The COVID-19 pandemic forced all arts organizations to make radical adjustments to ensure their survival and continue their valuable support to community members.  Eaddy had high praise for such organizations and their governing boards, saying, “I have been amazed by the resiliency and innovation of our local arts organizations and artists.  They adjusted rapidly to weather the COVID-19 crisis, to help one another, and to begin planning strategically for the ‘new normal’.  Most impressively, they continued to engage with their constituents and other community members, providing important support and relief via virtual platforms and otherwise.”

Eaddy accepted the top post at The Arts Council in August 2018 on an interim basis, intending a two-year maximum stent.
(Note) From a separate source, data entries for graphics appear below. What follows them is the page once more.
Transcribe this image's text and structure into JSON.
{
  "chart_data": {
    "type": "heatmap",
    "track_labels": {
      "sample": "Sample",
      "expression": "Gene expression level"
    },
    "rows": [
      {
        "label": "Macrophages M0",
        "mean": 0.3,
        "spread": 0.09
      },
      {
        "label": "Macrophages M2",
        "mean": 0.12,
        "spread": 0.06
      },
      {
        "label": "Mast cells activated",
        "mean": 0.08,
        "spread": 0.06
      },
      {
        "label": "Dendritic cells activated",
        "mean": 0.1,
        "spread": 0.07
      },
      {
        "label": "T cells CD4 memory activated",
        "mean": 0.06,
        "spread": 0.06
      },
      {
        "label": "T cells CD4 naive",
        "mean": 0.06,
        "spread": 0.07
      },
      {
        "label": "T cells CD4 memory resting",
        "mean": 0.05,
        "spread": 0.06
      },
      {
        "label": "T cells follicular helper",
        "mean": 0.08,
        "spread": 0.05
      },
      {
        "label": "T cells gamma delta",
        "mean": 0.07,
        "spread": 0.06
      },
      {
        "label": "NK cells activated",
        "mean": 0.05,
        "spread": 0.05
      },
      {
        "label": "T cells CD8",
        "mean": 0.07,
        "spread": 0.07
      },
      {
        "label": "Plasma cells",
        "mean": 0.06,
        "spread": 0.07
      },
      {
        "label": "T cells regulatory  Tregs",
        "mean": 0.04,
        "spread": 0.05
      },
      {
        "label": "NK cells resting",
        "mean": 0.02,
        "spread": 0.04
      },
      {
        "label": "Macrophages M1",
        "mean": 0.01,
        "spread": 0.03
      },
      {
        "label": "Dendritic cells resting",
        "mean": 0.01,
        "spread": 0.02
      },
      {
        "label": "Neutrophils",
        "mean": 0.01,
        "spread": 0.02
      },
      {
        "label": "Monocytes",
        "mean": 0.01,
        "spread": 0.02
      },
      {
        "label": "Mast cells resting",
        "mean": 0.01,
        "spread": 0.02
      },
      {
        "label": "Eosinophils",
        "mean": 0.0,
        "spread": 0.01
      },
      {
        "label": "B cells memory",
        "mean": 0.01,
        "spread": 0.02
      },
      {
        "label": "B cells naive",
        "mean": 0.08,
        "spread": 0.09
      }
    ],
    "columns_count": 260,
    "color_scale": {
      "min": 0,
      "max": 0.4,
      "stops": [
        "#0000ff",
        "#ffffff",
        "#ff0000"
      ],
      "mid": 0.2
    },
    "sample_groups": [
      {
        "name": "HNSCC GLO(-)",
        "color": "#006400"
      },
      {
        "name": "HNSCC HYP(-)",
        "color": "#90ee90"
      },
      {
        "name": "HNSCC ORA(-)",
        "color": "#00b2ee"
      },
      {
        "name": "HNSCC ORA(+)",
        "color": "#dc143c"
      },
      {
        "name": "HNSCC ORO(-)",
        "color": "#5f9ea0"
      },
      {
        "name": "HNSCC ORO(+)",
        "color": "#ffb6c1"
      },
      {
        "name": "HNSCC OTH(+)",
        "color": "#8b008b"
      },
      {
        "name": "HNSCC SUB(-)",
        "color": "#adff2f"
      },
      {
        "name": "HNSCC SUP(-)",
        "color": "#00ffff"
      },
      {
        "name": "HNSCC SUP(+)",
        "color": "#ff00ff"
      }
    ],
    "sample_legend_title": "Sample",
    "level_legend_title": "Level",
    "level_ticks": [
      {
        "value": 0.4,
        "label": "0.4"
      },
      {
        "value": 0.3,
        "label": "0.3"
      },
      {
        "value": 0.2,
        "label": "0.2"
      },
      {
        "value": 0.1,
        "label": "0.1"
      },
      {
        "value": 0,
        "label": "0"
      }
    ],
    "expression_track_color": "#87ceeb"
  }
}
The onset of COVID-19 delayed the Board’s succession search process, but the search intensified during the summer under the leadership of Board member Rick Moss, whom Board Chair Melinda McConnell tapped to chair the succession search committee.

“The search for the next President and CEO is proceeding apace under Rick Moss’ steady hand,” Eaddy said.  “Our strong results for the 2020 campaign mean the person selected will start from a reasonably good place.  The Arts Council’s valuable institutional infrastructure is intact, ready to be fine-tuned and deployed to meet the challenges ahead.  This community is devoted to the arts, the depth of which it showed, once again, by its generous support of the 2020 campaign in these previously inconceivable trying times.  That bodes well for the future of The Arts Council and its next leader.”

Winston-Salem, known as the “City of Arts & Innovation”, and Forsyth County have a robust arts community that enriches the lives of area residents every day and accounts in large part for the recognition they continue to receive as a great place to live, learn, work and play.  Forsyth County’s nonprofit arts industry supports more than 5,500 full time equivalent jobs; accounts for more than $129 million in resident household income, and generates more than $14.8 million in local and state tax revenues.